Study: 18% of people can't tell if they're watching true HDTV content or not


Well this is shocking news. Apparently some 18 percent of HDTV owners can’t tell the difference between high-def programming and standard-def programing when viewed on their screens. That’s what Leichtman Research Group concludes based on a survey of 1,302 households. That’s a telephone survey, mind you; there’s some controversy surrounding that type of poll these days.

Why is this? For one, I truly think there’s plenty of people out there who have more important things to worry about then whether or not the local newscast is in HD or not; the picture is big, it fills the screen, yay.

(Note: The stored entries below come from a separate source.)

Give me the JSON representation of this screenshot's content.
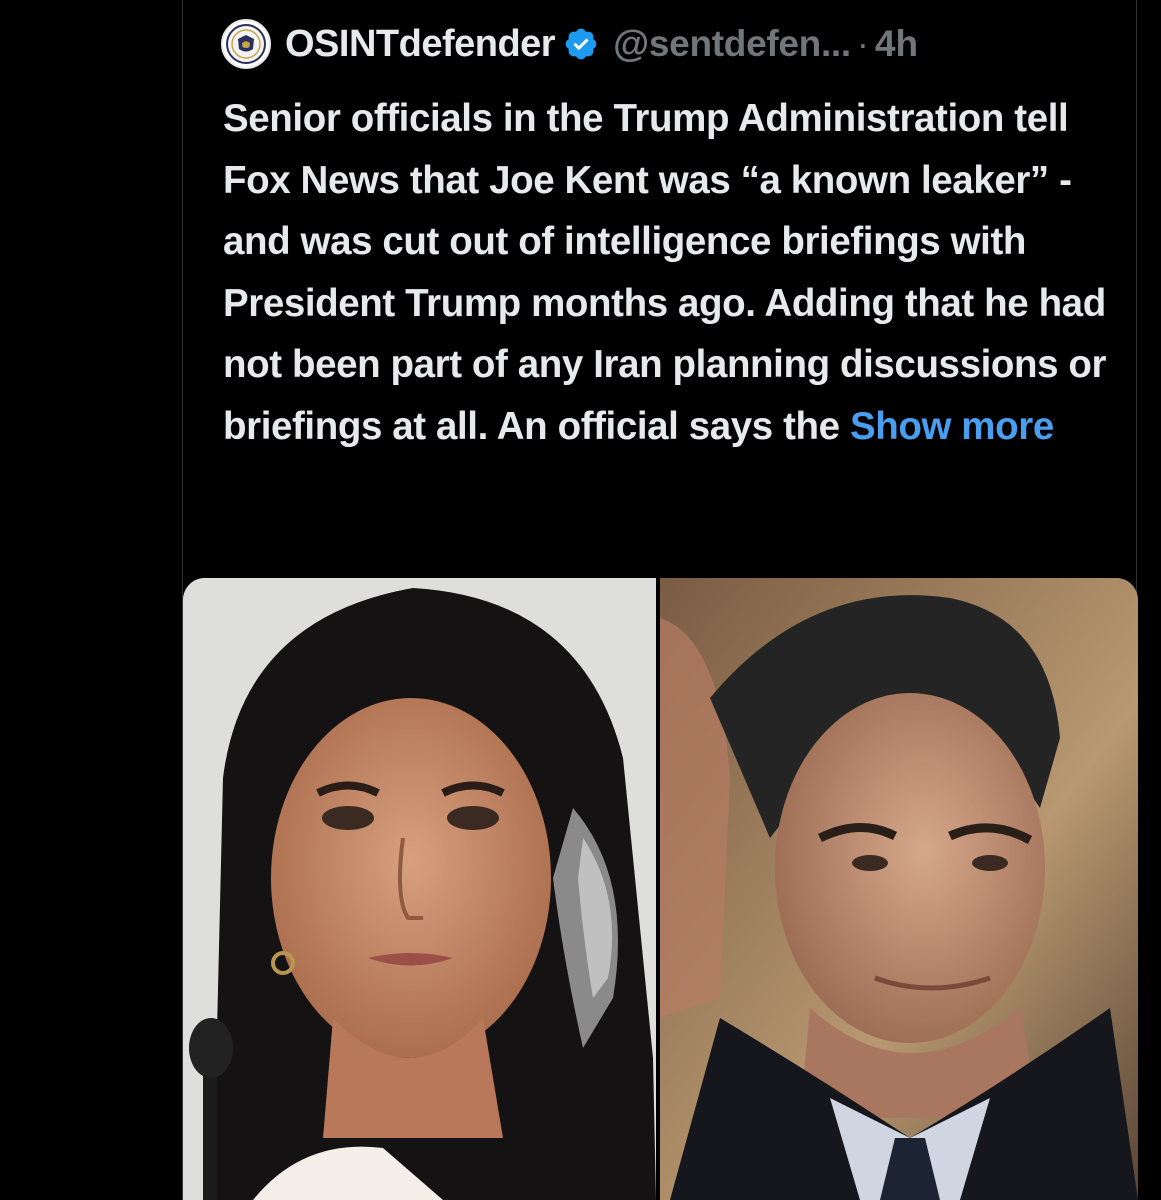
{
  "tweet": {
    "display_name": "OSINTdefender",
    "handle": "@sentdefen...",
    "separator": "·",
    "timestamp": "4h",
    "text": "Senior officials in the Trump Administration tell Fox News that Joe Kent was “a known leaker” - and was cut out of intelligence briefings with President Trump months ago. Adding that he had not been part of any Iran planning discussions or briefings at all. An official says the ",
    "show_more_label": "Show more"
  },
  "icons": {
    "avatar": "osint-seal-icon",
    "verified": "verified-badge-icon"
  },
  "colors": {
    "background": "#000000",
    "text": "#e7e9ea",
    "secondary_text": "#71767b",
    "link": "#4a9eef",
    "verified": "#1d9bf0"
  },
  "media": {
    "photos": [
      {
        "label": "woman-portrait-photo"
      },
      {
        "label": "man-portrait-photo"
      }
    ]
  }
}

Second, Blu-ray has been garbage thus far. Not all movies are authored equally—remember The Fifth Element?—; the players are still flaky (please update now or forget about watching any more movies, bub); movies are still regularly around $35; etc. With no inexpensive high-def disc out the to show people what they’re TV is really made of, people “settle” with whatever’s broadcast. And let’s not forget that advertising pertaining to HDTV is confusing at best, misleading at worst.

It often comes down to people like us, the people who live and breathe this stuff, to tell others about the wonders that is HD. And even then, it’s not like it’s so totally amazing, just a little sharper. And if you’re someone who’s eyesight isn’t too hot you’re really not going to care so much anyway.